Advanced sorting lines, which have optical sorting in the separation process, are able to sort far more material than manual lines because they are almost fully automated and use detectors and cameras to detect the material composition of each individual piece of plastic. Unfortunately, this line is only one in about 120 in the Czech Republic.

Not 1-PET is like 1-PET

There are around 2,000 types of plastics in the world (some figures indicate up to 6,000 types) if we look at the brand. Here it is important to note that even a single plastic, which has, for example, the 1-PET brand, can have several different subspecies, such as R-PET, G-PET, C-PET and A-PET, and each of them has more or less less different properties, and especially different melting points that must be achieved in a conventional type of recycling. For these reasons, nowadays only PET bottles are recycled in the Czech Republic, other PET material ends up in landfills, in the best case in incinerators.

Why do plastics actually sort?

Different types of plastics have to be sorted mainly due to melting point and miscibility. As already mentioned, each plastic has a different melting point. When reprocessing plastics, we usually work with the lowest possible temperatures to reduce costs and prevent the breakdown of individual chemical chains. Therefore, if two plastics with different melting points were processed, either at low temperatures one of the plastics would not melt, or at high temperatures the other type of plastic would begin to degrade rapidly .

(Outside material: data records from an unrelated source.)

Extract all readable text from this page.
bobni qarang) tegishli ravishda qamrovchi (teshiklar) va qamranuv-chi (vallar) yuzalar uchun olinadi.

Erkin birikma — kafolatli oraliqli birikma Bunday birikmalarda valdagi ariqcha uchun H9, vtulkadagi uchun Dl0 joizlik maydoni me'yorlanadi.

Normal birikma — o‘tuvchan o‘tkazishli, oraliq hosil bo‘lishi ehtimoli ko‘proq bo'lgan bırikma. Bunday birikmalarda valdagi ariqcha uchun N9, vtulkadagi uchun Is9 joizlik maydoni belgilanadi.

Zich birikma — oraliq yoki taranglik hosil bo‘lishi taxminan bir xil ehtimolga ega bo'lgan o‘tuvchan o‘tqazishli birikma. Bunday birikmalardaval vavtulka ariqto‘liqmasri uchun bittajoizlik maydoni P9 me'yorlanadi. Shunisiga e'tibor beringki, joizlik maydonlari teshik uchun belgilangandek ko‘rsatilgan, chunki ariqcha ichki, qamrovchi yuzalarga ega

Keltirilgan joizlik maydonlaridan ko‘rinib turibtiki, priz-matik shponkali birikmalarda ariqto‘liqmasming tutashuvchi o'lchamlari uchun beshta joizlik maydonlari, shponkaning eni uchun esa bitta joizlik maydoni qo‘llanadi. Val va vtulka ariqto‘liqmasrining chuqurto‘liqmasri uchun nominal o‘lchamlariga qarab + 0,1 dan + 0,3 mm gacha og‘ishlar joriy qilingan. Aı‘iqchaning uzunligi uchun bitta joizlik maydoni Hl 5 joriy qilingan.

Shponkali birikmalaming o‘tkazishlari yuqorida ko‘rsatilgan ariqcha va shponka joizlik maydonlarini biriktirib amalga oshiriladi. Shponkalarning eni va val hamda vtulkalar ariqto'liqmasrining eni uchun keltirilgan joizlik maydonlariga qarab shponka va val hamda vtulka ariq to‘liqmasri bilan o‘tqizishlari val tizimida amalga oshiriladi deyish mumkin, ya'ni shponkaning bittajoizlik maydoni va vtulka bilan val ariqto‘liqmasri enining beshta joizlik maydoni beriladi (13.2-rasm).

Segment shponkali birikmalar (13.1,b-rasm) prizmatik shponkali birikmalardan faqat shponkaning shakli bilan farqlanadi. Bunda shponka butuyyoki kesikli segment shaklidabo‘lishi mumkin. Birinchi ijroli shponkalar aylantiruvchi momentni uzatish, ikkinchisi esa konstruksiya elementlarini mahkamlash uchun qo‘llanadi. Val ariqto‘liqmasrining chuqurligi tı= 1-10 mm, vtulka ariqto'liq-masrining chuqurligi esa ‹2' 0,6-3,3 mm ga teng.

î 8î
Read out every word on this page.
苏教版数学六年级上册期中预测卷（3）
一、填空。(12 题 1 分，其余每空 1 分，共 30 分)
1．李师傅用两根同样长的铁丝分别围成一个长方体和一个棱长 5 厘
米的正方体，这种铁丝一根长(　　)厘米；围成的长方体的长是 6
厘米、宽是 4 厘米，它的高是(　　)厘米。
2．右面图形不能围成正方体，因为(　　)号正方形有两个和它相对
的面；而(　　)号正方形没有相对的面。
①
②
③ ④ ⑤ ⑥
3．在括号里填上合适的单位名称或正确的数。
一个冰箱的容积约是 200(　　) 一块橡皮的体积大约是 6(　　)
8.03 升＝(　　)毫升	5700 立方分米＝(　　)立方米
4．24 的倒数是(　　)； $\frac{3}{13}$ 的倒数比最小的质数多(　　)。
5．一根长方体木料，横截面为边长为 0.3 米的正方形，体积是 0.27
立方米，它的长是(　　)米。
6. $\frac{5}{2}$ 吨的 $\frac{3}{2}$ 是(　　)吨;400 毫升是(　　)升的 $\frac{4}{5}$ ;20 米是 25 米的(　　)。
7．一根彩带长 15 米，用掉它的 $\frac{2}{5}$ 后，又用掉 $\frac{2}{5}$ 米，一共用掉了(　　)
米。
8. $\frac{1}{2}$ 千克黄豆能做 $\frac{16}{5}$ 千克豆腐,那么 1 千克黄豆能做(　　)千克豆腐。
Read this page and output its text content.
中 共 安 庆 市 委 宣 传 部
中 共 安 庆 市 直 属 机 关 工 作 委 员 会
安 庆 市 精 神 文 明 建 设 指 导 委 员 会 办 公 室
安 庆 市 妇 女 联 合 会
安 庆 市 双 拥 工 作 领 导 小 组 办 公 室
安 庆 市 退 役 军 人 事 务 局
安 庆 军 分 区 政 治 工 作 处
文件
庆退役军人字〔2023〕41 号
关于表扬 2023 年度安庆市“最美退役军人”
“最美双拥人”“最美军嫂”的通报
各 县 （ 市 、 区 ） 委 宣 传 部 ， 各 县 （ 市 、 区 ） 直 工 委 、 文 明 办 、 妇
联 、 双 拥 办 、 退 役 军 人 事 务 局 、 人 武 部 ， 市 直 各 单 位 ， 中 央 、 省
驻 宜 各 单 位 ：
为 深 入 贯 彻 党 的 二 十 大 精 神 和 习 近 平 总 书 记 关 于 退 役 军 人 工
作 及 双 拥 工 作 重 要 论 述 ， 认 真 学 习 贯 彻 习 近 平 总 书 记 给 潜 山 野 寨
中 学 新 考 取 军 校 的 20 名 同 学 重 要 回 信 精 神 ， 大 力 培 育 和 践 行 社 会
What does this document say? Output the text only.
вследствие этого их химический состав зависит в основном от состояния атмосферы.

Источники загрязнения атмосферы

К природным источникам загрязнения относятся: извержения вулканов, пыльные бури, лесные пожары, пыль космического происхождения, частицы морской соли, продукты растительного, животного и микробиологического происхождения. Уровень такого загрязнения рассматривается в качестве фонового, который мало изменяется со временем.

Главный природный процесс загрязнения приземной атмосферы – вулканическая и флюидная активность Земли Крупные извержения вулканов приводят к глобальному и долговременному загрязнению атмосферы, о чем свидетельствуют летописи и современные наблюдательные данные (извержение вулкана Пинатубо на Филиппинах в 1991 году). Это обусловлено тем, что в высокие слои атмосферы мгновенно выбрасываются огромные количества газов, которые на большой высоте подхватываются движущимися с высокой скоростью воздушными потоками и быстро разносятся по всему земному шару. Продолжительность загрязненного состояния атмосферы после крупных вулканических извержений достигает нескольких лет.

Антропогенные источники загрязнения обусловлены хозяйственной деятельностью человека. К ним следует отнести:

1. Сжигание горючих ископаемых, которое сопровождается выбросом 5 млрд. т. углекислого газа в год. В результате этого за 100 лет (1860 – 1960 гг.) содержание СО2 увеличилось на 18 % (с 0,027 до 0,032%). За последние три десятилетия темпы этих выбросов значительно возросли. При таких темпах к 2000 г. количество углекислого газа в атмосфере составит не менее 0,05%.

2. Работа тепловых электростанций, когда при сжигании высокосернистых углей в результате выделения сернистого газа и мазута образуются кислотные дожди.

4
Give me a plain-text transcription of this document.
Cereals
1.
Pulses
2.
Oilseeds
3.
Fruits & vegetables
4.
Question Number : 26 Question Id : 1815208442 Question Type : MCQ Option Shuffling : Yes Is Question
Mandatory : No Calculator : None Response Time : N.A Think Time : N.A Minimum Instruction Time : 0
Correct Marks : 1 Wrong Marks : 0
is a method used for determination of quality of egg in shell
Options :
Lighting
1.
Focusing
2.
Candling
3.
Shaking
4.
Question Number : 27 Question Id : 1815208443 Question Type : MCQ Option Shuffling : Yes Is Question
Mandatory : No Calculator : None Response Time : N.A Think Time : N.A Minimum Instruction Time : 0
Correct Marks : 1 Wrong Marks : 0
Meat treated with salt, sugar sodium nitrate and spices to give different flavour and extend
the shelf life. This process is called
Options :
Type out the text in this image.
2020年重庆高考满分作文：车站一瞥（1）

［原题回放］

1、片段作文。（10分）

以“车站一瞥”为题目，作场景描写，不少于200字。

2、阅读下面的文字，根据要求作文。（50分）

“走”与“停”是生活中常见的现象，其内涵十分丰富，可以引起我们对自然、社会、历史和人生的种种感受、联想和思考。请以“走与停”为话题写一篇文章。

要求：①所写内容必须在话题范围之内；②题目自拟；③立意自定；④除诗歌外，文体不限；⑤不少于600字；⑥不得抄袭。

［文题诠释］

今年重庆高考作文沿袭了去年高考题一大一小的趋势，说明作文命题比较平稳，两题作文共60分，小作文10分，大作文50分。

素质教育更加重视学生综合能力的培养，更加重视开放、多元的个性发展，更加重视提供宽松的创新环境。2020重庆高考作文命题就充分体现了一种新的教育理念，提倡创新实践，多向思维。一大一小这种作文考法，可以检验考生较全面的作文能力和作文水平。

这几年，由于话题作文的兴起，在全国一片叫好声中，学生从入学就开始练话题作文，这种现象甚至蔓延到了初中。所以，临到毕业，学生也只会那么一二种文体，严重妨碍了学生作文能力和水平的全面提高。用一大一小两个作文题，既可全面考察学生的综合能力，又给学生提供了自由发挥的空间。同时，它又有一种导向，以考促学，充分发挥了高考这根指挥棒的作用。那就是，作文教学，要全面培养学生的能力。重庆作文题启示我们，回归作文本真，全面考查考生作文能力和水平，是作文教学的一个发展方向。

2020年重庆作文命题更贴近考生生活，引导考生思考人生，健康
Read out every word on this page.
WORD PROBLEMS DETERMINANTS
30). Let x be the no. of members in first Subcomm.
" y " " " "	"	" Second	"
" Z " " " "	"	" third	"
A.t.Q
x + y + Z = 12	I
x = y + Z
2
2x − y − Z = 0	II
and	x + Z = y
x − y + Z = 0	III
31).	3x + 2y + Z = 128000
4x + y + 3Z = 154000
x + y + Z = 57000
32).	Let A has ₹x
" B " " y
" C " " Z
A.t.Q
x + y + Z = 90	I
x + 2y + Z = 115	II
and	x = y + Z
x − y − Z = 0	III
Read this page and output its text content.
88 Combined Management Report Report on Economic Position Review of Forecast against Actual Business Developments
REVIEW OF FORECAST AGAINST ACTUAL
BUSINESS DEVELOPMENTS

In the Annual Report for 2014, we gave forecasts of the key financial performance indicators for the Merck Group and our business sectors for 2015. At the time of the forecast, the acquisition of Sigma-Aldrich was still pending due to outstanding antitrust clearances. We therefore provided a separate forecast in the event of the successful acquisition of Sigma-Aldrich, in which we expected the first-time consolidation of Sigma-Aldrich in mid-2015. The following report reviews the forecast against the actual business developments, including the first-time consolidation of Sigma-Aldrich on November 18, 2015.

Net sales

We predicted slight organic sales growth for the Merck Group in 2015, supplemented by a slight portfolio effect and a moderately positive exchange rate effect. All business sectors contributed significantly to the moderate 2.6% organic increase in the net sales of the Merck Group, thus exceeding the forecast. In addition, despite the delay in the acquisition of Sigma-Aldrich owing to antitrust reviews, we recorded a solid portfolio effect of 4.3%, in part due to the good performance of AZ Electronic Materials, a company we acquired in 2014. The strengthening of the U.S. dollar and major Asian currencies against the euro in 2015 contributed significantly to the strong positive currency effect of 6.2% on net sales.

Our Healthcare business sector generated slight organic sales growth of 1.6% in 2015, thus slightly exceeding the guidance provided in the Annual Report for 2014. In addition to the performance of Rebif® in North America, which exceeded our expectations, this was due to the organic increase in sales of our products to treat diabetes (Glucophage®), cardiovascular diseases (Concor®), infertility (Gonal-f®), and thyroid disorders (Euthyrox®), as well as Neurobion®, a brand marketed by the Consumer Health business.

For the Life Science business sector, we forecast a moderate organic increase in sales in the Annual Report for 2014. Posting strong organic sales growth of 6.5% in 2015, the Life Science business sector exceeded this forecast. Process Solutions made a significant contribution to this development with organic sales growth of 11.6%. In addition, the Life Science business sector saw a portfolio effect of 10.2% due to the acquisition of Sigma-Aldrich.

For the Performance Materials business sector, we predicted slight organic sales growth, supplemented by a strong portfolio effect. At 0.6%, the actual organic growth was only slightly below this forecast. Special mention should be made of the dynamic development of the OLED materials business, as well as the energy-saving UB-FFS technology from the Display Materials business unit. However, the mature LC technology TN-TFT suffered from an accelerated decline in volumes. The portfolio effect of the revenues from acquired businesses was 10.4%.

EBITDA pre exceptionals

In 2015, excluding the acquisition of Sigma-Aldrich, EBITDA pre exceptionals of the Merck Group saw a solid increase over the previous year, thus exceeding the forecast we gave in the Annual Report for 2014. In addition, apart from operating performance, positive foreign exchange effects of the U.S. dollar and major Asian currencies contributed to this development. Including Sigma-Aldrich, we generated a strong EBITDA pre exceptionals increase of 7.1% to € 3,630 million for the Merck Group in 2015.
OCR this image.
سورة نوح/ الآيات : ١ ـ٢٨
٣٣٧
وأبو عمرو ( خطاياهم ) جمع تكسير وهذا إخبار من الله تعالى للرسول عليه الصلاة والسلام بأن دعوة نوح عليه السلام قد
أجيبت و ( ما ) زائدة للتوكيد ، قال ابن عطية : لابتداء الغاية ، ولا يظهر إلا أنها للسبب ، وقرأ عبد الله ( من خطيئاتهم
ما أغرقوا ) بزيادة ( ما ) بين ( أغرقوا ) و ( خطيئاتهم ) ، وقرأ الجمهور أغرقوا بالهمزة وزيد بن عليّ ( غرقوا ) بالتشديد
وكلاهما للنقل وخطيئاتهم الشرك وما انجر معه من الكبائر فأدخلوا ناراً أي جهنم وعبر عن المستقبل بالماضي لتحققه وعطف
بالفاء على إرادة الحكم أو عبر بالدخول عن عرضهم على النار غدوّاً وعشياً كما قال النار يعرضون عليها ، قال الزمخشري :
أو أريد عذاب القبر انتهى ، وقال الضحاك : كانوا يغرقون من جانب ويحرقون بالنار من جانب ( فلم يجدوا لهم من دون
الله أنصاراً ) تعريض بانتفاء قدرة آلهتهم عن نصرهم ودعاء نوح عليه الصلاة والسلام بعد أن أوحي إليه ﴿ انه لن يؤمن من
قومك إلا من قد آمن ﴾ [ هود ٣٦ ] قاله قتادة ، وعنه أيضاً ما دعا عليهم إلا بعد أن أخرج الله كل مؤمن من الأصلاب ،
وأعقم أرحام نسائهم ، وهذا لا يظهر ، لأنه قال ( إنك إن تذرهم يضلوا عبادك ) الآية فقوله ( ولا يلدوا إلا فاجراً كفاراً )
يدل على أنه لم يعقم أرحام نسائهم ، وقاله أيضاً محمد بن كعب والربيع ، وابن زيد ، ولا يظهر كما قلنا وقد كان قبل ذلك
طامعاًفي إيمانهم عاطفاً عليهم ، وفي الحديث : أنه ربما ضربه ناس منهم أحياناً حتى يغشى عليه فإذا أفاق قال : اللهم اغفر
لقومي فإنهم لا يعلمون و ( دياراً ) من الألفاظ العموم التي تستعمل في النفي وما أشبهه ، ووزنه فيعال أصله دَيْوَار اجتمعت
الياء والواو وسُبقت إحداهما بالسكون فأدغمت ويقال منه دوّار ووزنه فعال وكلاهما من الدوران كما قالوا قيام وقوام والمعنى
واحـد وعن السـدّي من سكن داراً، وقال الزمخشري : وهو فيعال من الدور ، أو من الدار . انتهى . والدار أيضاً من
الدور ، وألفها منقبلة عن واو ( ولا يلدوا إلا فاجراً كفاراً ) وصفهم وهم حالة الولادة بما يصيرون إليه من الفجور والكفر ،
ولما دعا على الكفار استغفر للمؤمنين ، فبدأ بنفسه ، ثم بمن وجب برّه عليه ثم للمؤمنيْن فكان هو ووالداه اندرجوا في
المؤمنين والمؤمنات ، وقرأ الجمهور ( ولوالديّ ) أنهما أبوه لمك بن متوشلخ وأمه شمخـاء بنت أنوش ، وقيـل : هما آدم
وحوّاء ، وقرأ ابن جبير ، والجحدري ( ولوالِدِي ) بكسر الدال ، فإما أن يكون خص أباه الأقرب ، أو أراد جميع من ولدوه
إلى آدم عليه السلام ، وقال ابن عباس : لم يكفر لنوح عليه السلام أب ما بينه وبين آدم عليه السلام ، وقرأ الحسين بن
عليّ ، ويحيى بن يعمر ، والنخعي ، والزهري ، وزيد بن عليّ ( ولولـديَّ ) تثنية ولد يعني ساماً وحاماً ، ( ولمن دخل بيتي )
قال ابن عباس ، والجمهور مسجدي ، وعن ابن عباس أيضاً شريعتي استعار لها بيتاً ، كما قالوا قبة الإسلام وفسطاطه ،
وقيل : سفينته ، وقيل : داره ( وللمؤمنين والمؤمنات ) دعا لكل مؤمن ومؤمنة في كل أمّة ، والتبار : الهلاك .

Another reason for the need to separate plastics before recycling, at least into individual material groups, is their mutual immiscibility. This can best be illustrated by the example of water and oil – even if the two substances are in a liquid state, they do not mix with each other and form two precisely separated layers, each containing a certain percentage of the other substance. The same happens with most mixed plastics, which would liquefy and subsequently cool two or more different layers. Using individual technologies, these individual layers would clearly degrade the resulting recycled material. However, there are also plastics that can be mixed relatively well, such as HDPE and LDPE or in small amounts of HDPE with LDPE, as they come from a similar group of polymers (polyolefins) and have sufficiently similar polymer chains.

So is this brand useful?

These indicative “recycling” symbols clearly have their place in the industry, where they help to at least roughly identify the materials. In domestic recycling, they also have some reason to prevent PVC and type 7 plastics from entering yellow bins. But how many people actually use these symbols in recycling, however, can also answer for themselves.

The purpose of this article was certainly not to remove them from the packaging, but it is worth mentioning that these symbols are often misused or misunderstood as a sign of some previous or future recycling of this product after being placed in the correct bin. And that, as we have explained in this text, is not true, and plastics will not last long. We clearly see the future in the sorting of plastics in the use of optical sorting, which are able to recognize the type of plastic in milliseconds.